Мне захотелось помочиться, а уборная была в коридоре. Обычно, если нужно, я могу и потерпеть, но тут позыв был слишком настоятельным. Я встал с раскладушки и поплелся к двери. Не успел я сделать и несколько шагов, как кто-то преградил мне дорогу. Дорогой мой, мне известны все возражения, вся эта психологическая дребедень, — но то, что тогда встало у меня на пути, не было просто галлюцинацией. Я слишком испугался, чтобы закричать. Да и вообще — кричать не в моих правилах. Я думаю, я бы не закричал, даже если бы он стал меня душить. Да и что толку? Кто бы мог мне помочь? Две полубезумные сестрицы? Я попытался его оттолкнуть и почувствовал, что мои руки наткнулись на что-то, отдаленно напоминающее резину, тесто или какую-то пену. Бывают страхи, от которых не убежишь. Между нами завязалась настоящая схватка. Я оттолкнул его, и он немного подался назад, хотя и не прекратил сопротивления. Я помню, что, пожалуй, даже еще больше, чем призрака, я боялся того шума, который могли бы поднять сестры. Сколько все это длилось, я точно сказать не могу — может быть, минуту, может быть, всего несколько секунд. В какой-то момент мне показалось, что я умираю, но нет: стиснув зубы, я продолжал упорно сражаться с этим демоном, духом, или как там его еще назвать. Холода я уже не чувствовал. Наоборот, мне стало жарко.
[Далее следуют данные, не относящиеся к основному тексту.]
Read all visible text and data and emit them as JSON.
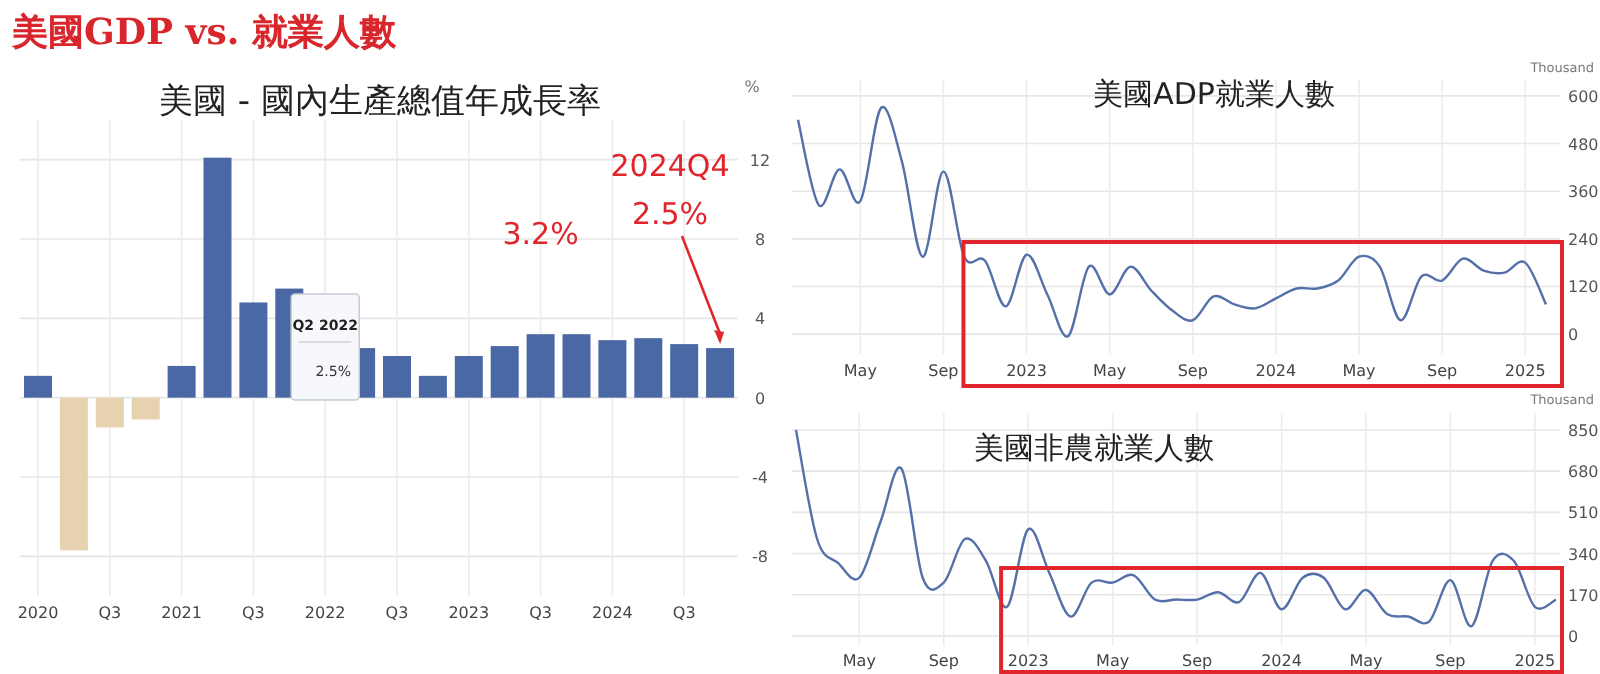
{
  "chart_data": [
    {
      "type": "bar",
      "title": "美國GDP vs. 就業人數",
      "subtitle": "美國 - 國內生產總值年成長率",
      "ylabel": "%",
      "categories": [
        "2020",
        null,
        "Q3",
        null,
        "2021",
        null,
        "Q3",
        null,
        "2022",
        null,
        "Q3",
        null,
        "2023",
        null,
        "Q3",
        null,
        "2024",
        null,
        "Q3",
        null
      ],
      "values": [
        1.1,
        -7.7,
        -1.5,
        -1.1,
        1.6,
        12.1,
        4.8,
        5.5,
        null,
        2.5,
        2.1,
        1.1,
        2.1,
        2.6,
        3.2,
        3.2,
        2.9,
        3.0,
        2.7,
        2.5
      ],
      "colors": [
        "#4a68a3",
        "#e6d2ae",
        "#e6d2ae",
        "#e6d2ae",
        "#4a68a3",
        "#4a68a3",
        "#4a68a3",
        "#4a68a3",
        null,
        "#4a68a3",
        "#4a68a3",
        "#4a68a3",
        "#4a68a3",
        "#4a68a3",
        "#4a68a3",
        "#4a68a3",
        "#4a68a3",
        "#4a68a3",
        "#4a68a3",
        "#4a68a3"
      ],
      "value_labels": [
        null,
        null,
        null,
        null,
        null,
        null,
        null,
        null,
        null,
        null,
        null,
        null,
        null,
        null,
        "3.2%",
        null,
        null,
        null,
        null,
        "2.5%"
      ],
      "annotations": [
        "2024Q4",
        "Q2 2022",
        "2.5%"
      ],
      "ylim": [
        -10,
        14
      ],
      "yticks": [
        -8,
        -4,
        0,
        4,
        8,
        12
      ],
      "grid": true
    },
    {
      "type": "line",
      "title": "美國ADP就業人數",
      "ylabel": "Thousand",
      "color": "#5470a8",
      "categories": [
        null,
        null,
        null,
        "May",
        null,
        null,
        null,
        "Sep",
        null,
        null,
        null,
        "2023",
        null,
        null,
        null,
        "May",
        null,
        null,
        null,
        "Sep",
        null,
        null,
        null,
        "2024",
        null,
        null,
        null,
        "May",
        null,
        null,
        null,
        "Sep",
        null,
        null,
        null,
        "2025",
        null
      ],
      "values": [
        540,
        325,
        415,
        335,
        570,
        435,
        195,
        410,
        195,
        185,
        70,
        200,
        100,
        -5,
        170,
        100,
        170,
        110,
        60,
        35,
        95,
        75,
        65,
        90,
        115,
        115,
        135,
        195,
        170,
        35,
        145,
        135,
        190,
        160,
        155,
        180,
        75
      ],
      "ylim": [
        -50,
        640
      ],
      "yticks": [
        0,
        120,
        240,
        360,
        480,
        600
      ],
      "grid": true
    },
    {
      "type": "line",
      "title": "美國非農就業人數",
      "ylabel": "Thousand",
      "color": "#5470a8",
      "categories": [
        null,
        null,
        null,
        "May",
        null,
        null,
        null,
        "Sep",
        null,
        null,
        null,
        "2023",
        null,
        null,
        null,
        "May",
        null,
        null,
        null,
        "Sep",
        null,
        null,
        null,
        "2024",
        null,
        null,
        null,
        "May",
        null,
        null,
        null,
        "Sep",
        null,
        null,
        null,
        "2025",
        null
      ],
      "values": [
        850,
        400,
        300,
        240,
        470,
        690,
        240,
        220,
        400,
        310,
        120,
        440,
        260,
        80,
        220,
        220,
        250,
        150,
        150,
        150,
        180,
        140,
        260,
        110,
        240,
        240,
        110,
        190,
        90,
        80,
        60,
        230,
        40,
        310,
        310,
        120,
        150
      ],
      "ylim": [
        -40,
        920
      ],
      "yticks": [
        0,
        170,
        340,
        510,
        680,
        850
      ],
      "grid": true
    }
  ]
}
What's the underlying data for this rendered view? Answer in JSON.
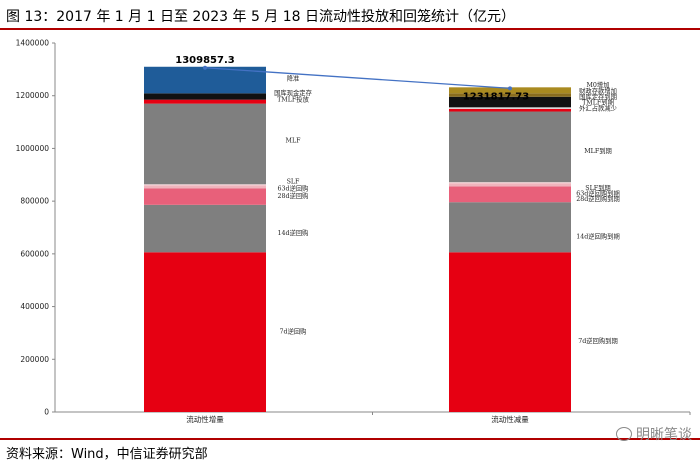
{
  "header": {
    "title": "图 13：2017 年 1 月 1 日至 2023 年 5 月 18 日流动性投放和回笼统计（亿元）"
  },
  "footer": {
    "source": "资料来源：Wind，中信证券研究部",
    "watermark": "明晰笔谈",
    "watermark_icon": "wechat-icon"
  },
  "colors": {
    "rule": "#b00000",
    "axis": "#888888",
    "connector": "#4472c4"
  },
  "chart_data": {
    "type": "bar",
    "stacked": true,
    "title": "2017 年 1 月 1 日至 2023 年 5 月 18 日流动性投放和回笼统计（亿元）",
    "categories": [
      "流动性增量",
      "流动性减量"
    ],
    "ylim": [
      0,
      1400000
    ],
    "yticks": [
      0,
      200000,
      400000,
      600000,
      800000,
      1000000,
      1200000,
      1400000
    ],
    "totals": [
      1309857.3,
      1231817.73
    ],
    "total_labels": [
      "1309857.3",
      "1231817.73"
    ],
    "bars": [
      {
        "name": "流动性增量",
        "segments": [
          {
            "label": "7d逆回购",
            "value": 606000,
            "color": "#e60012"
          },
          {
            "label": "14d逆回购",
            "value": 180000,
            "color": "#7f7f7f"
          },
          {
            "label": "28d逆回购",
            "value": 62000,
            "color": "#e8607a"
          },
          {
            "label": "63d逆回购",
            "value": 12000,
            "color": "#f0b4bd"
          },
          {
            "label": "SLF",
            "value": 4000,
            "color": "#f4d3d7"
          },
          {
            "label": "MLF",
            "value": 306000,
            "color": "#7f7f7f"
          },
          {
            "label": "TMLF投放",
            "value": 15000,
            "color": "#e60012"
          },
          {
            "label": "国库现金定存",
            "value": 24000,
            "color": "#111111"
          },
          {
            "label": "降准",
            "value": 100857.3,
            "color": "#1f5c99"
          }
        ]
      },
      {
        "name": "流动性减量",
        "segments": [
          {
            "label": "7d逆回购到期",
            "value": 606000,
            "color": "#e60012"
          },
          {
            "label": "14d逆回购到期",
            "value": 190000,
            "color": "#7f7f7f"
          },
          {
            "label": "28d逆回购到期",
            "value": 60000,
            "color": "#e8607a"
          },
          {
            "label": "63d逆回购到期",
            "value": 12000,
            "color": "#f0b4bd"
          },
          {
            "label": "SLF到期",
            "value": 4000,
            "color": "#f4d3d7"
          },
          {
            "label": "MLF到期",
            "value": 268000,
            "color": "#7f7f7f"
          },
          {
            "label": "外汇占款减少",
            "value": 10000,
            "color": "#e60012"
          },
          {
            "label": "TMLF到期",
            "value": 6000,
            "color": "#d9d9d9"
          },
          {
            "label": "国库定存到期",
            "value": 40000,
            "color": "#111111"
          },
          {
            "label": "财政存款增加",
            "value": 13000,
            "color": "#8a6d1e"
          },
          {
            "label": "M0增加",
            "value": 22817.73,
            "color": "#a98a20"
          }
        ]
      }
    ],
    "segment_labels": [
      [
        {
          "text": "降准",
          "value": 1265000
        },
        {
          "text": "国库现金定存",
          "value": 1210000
        },
        {
          "text": "TMLF投放",
          "value": 1185000
        },
        {
          "text": "MLF",
          "value": 1030000
        },
        {
          "text": "SLF",
          "value": 875000
        },
        {
          "text": "63d逆回购",
          "value": 848000
        },
        {
          "text": "28d逆回购",
          "value": 820000
        },
        {
          "text": "14d逆回购",
          "value": 680000
        },
        {
          "text": "7d逆回购",
          "value": 305000
        }
      ],
      [
        {
          "text": "M0增加",
          "value": 1240000
        },
        {
          "text": "财政存款增加",
          "value": 1218000
        },
        {
          "text": "国库定存到期",
          "value": 1195000
        },
        {
          "text": "TMLF到期",
          "value": 1174000
        },
        {
          "text": "外汇占款减少",
          "value": 1152000
        },
        {
          "text": "MLF到期",
          "value": 990000
        },
        {
          "text": "SLF到期",
          "value": 850000
        },
        {
          "text": "63d逆回购到期",
          "value": 829000
        },
        {
          "text": "28d逆回购到期",
          "value": 808000
        },
        {
          "text": "14d逆回购到期",
          "value": 665000
        },
        {
          "text": "7d逆回购到期",
          "value": 270000
        }
      ]
    ]
  }
}
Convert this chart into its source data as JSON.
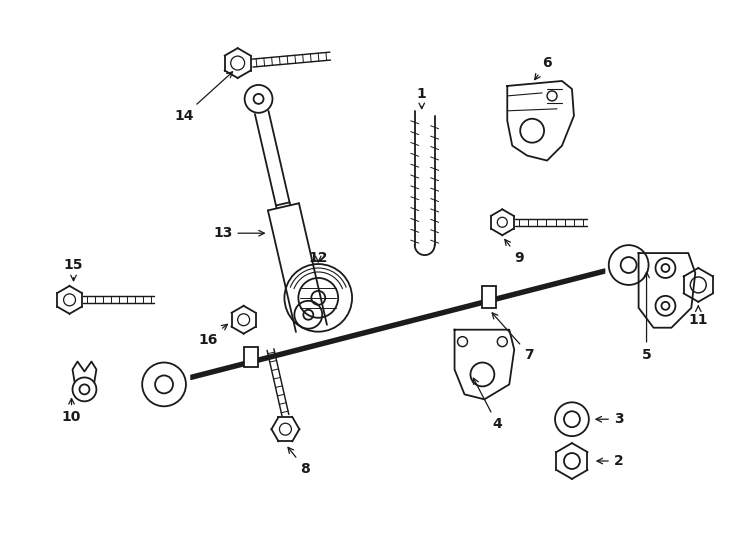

Пот лил с меня так, словно меня окатили из душа. Почему сестры не подняли крика, не могу понять. Что они не спали — совершенно точно. Может быть, они просто онемели ют ужаса. И вдруг он меня ударил и тут же пропал — причем, как я это ясно почувствовал, вместе с моим членом. Неужели он его оторвал? Я лихорадочно ощупал себя. Нет, нет, он его только вмял, но так глубоко, что тот как бы ввернулся внутрь. Что вы на меня так смотрите? Я не сумасшедший и тогда тоже не был сумасшедшим. Я отчетливо понимал, что это нервы, просто определенное состояние нервов, воплотившееся в некую сущность. Эйнштейн утверждает, что масса — вид энергии. Я бы сказал, что масса — вид сжатого переживания. Неврозы материализуются и принимают конкретные вполне материальные очертания. Переживания становятся или являются телами. Вот откуда эти ваши дибуки, лешие, домовые.